SPRINGFIELD - A magistrate judge granted a AutoZone's motion to seal documents after denying the plaintiff the same right because the defendant's motion was the only one pending when he addressed the issue.
Without prejudice, magistrate judge Doug Wilkerson denied the request filed by plaintiffs Steve Williamson and Rhonda Christine LeMaster, on behalf of themselves and likewise litigants. They filed the motion regarding employment statements from AutoZone, Inc. employees Scott Brack and Larry Arthur, which the big brand auto service deemed “non-public, proprietary and commercially sensitive business information,” according to the ruling.
The plaintiffs argued that AutoZone could not prove that the documents in fact did hold trade secrets.
They also argued "that the AutoZone Defendants’ motion is moot insofar as they forfeited confidentiality claims when they produced the relevant documents without ever requesting a protective order from the Court,” Wilkerson wrote.
After finding that the plaintiffs failed to file a sur-reply "setting forth any argument to the contrary," Wilkerson stated that the issue must be addressed.

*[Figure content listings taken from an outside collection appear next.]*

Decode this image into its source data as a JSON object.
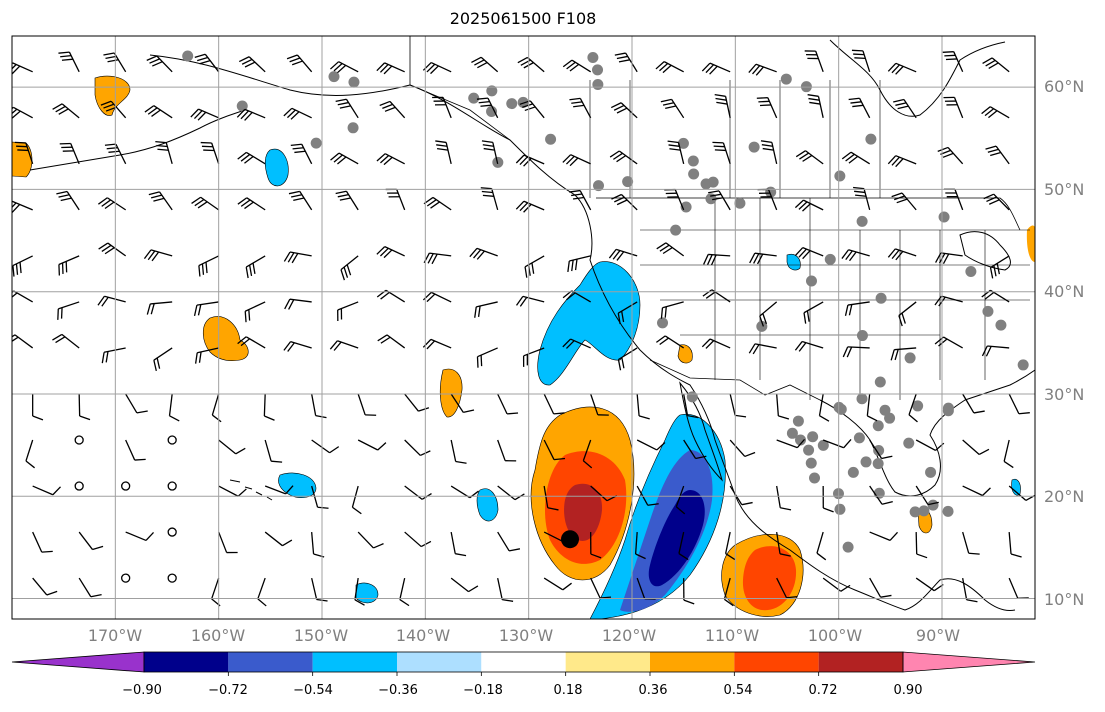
{
  "title": "2025061500 F108",
  "map": {
    "projection": "plate-carree",
    "lon_range": [
      -180,
      -81
    ],
    "lat_range": [
      8,
      65
    ],
    "gridlines": true,
    "coastlines": true,
    "borders": true,
    "lat_labels": [
      "60°N",
      "50°N",
      "40°N",
      "30°N",
      "20°N",
      "10°N"
    ],
    "lon_labels": [
      "170°W",
      "160°W",
      "150°W",
      "140°W",
      "130°W",
      "120°W",
      "110°W",
      "100°W",
      "90°W"
    ],
    "highlight_marker": {
      "lon": -126,
      "lat": 15.8,
      "color": "#000000"
    }
  },
  "colorbar": {
    "ticks": [
      "−0.90",
      "−0.72",
      "−0.54",
      "−0.36",
      "−0.18",
      "0.18",
      "0.36",
      "0.54",
      "0.72",
      "0.90"
    ],
    "colors": [
      "#9932CC",
      "#00008B",
      "#3A5BCC",
      "#00BFFF",
      "#ADDFFF",
      "#FFFFFF",
      "#FFE98A",
      "#FFA500",
      "#FF4500",
      "#B22222",
      "#FF85B0"
    ],
    "extend": "both"
  }
}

“A review of the docket in this matter demonstrates a concerning practice insofar as the parties have filed various documents under seal without seeking permission from this Court,” he wrote.
“Although the Court recognizes Plaintiffs’ representation that a page of said report is subject to Protective Order, such circumstance does not require, or necessarily allow, that the document be filed under seal,” he added.
Wilkerson explained that while both parties filed all of their exhibits in support of their motion for class certification under seal, only AutoZone's motion was pending when the issue was addressed.
Wilkerson wrote that the Court should “allow the exhibits filed under seal in support of Plaintiffs’ motion for class certification and the AutoZone Defendants’ memorandum in opposition to remain sealed.”
He ordered the parties to reintroduce all public record exhibits for review.